I am looking for the solutions of the trigonometric equation $$\cos(x) =\sin^4(x)$$
I tried this way: $$\begin{align} \cos(x) =\sin^4(x) &\iff \cos^2(x) =\sin^8(x) \\ &\iff 1-\sin^2(x) -\sin^8(x)=0 \\ &\iff 1-u-u^4=0 \end{align}$$ if I put $u=\sin^2(x)$.
Does this equation have solutions which can be explicitly written? I mean, no numerical methods or something like that.
There is an easier way to solve it (better than mine)?
Thank you.
$\cos(x) = \sin^4 (x) = (\sin^2(x))^2 = (1 - \cos^2(x))^2 = 1 - 2 \cos^2(x) + \cos^4(x) $
Letting $u = \cos(x)$ , we now have the following quartic polynomial equation:
$u^4 - 2 u^2 - u + 1 = 0$
Being a quartic polynomial equation, it does have closed form solutions. For more details on how to find the roots of a quartic polynomial function, check this page. Since this is obviously complicated, you may resort to numerical methods such as the bisection method, or Newton's method (which is much faster). Once you find all the roots $u$ of the above polynomial, then select the ones that are real and having a magnitude that lies in $u \in [-1, 1]$, then the corresponding angle is $ x = \cos^{-1}(u) $.
No, the quadratic equation is already simplified as you gave, which can be solved using numerical methods like Newton Raphson or any other standard numerical equation method. There are no more straightforward ways to solve the equation; you already used the standard trigonometric way, which is to convert cos(x) and sin(x) into the same trigonometric ratio. Although the solution can be analyzed using a graph.
You can use the explicit formula for the roots of an equation of degree four.
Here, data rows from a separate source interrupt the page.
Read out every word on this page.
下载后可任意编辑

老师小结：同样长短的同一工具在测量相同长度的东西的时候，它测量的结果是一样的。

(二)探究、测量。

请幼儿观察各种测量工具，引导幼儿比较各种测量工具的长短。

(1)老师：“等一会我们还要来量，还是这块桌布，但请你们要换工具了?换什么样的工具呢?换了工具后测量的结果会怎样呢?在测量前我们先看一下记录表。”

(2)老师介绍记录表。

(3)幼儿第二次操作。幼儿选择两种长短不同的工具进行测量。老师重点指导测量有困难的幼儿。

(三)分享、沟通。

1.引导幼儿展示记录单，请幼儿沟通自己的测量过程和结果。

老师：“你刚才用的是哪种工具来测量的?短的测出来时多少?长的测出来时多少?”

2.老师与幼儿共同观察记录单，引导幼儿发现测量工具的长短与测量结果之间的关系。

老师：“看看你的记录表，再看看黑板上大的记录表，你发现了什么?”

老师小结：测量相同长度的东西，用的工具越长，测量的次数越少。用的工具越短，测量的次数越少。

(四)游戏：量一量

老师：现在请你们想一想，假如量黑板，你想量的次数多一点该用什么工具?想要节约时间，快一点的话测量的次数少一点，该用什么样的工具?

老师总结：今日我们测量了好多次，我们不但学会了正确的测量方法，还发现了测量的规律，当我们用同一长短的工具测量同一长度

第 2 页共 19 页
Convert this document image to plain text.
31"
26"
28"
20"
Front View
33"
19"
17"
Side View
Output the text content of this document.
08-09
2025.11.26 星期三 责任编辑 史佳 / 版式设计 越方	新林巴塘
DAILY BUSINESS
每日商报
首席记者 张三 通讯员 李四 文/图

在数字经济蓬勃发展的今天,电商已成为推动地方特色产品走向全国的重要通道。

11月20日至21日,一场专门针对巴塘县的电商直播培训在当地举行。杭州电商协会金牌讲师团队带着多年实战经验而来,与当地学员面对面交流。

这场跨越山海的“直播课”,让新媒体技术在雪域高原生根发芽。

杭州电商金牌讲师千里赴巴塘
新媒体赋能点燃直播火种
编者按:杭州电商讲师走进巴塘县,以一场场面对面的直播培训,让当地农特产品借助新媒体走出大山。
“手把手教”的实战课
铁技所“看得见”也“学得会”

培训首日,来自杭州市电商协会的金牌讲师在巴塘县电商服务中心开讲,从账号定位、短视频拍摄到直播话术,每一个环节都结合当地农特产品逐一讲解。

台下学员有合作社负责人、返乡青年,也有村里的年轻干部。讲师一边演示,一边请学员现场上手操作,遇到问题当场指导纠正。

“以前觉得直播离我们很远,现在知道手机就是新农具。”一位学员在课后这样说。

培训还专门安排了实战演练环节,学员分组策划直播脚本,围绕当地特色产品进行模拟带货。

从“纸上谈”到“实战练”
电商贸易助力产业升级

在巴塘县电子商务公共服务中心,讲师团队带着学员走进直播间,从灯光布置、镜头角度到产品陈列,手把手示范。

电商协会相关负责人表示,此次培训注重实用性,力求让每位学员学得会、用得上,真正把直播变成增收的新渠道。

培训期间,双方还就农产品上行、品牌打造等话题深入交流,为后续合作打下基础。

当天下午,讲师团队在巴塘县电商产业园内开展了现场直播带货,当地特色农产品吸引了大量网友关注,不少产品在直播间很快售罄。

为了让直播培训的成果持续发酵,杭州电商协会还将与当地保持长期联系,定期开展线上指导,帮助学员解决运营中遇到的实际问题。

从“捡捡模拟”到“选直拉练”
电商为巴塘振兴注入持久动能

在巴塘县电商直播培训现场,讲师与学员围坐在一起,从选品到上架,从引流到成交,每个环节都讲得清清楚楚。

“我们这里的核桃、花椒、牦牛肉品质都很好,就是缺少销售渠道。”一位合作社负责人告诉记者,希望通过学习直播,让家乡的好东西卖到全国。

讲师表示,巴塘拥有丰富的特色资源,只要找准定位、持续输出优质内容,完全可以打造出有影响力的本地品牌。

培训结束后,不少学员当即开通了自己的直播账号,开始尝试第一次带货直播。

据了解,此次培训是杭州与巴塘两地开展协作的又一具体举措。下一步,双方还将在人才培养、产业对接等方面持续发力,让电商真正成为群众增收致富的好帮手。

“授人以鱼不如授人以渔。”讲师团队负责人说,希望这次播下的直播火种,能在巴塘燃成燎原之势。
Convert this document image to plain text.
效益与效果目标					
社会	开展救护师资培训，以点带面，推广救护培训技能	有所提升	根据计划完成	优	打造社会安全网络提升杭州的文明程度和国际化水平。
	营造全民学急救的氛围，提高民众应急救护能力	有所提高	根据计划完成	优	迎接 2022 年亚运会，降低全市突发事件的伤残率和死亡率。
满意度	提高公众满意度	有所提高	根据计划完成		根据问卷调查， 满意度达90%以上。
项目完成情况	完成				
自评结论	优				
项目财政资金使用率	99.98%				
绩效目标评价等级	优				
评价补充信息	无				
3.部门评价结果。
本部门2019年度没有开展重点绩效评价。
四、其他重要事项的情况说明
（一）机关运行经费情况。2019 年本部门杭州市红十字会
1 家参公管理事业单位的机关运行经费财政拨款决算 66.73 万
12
See this post, for example:
Is there a general formula for solving 4th degree equations (quartic)?
If you input the equation into Mathematica or Wolfram Alpha, it will give you explicit complicated formulas such as those.
Your solution is fine but you must take care that squaring introduce extra solutions.
For $x \in (0,2\pi)$, the original equation has two roots but after squaring two other appear.
In any manner, solving the quartic is possible but the result is awful (ask for the exact form).
Now, almost for the fun
By inspection, the solution is close to $x=\frac \pi 3$. What you can do is to expand $$f(x)=\cos(x)-\sin^4(x)$$ around this value to have $$f(x)=\sum_{n=0}^\infty a_n\,\left(x-\frac{\pi }{3}\right)^n$$ where the first coefficients are $$\left\{-\frac{1}{16},-\frac{5 \sqrt{3}}{4},-\frac{1}{4},\frac{13}{4 \sqrt{3}},\frac{25}{48},-\frac{29}{16 \sqrt{3}},-\frac{481}{1440},\frac{2113}{3360 \sqrt{3}},\frac{1613}{16128},-\frac{6605}{48384 \sqrt{3}},\cdots\right\}$$ Truncate to some order and then use series reversion to get $$x=\frac \pi 3-\sum_{n=1}^p b_n \,t^n\qquad \text{where} \qquad t=\frac{4 }{5 \sqrt{3}}\left(f(x)+\frac{1}{16}\right)$$ and we want $f(x)=0$.
The first $b_n$ are $$\left\{1,\frac{1}{5 \sqrt{3}},\frac{67}{75},\frac{139}{300 \sqrt{3}},\frac{41591}{22500},\frac{294541}{225000 \sqrt{3}},\frac{38163739}{7875000},\frac{182178917}{45000000 \sqrt{3}},\frac{1921145413}{135000000},\cdots\right\}$$ Using them, an approximation is $$x \sim \frac{\pi }{3}-\frac{1967557778378954379031}{39191040000000000000000 \sqrt{3}}=\color{red}{1.01821209908832}93$$ while the "exact" solution is $$x=\color{red}{1.0182120990883258}$$
Edit
Using twice more terms in the expansion, $$x \sim \frac{\pi }{3}-\frac{2295379042419019204745481645746329171766630434241}{45720787900170240000000000000000000000000000000000 \sqrt{3}}$$ showing an absolute error equal to $3.47\times 10^{-26}$.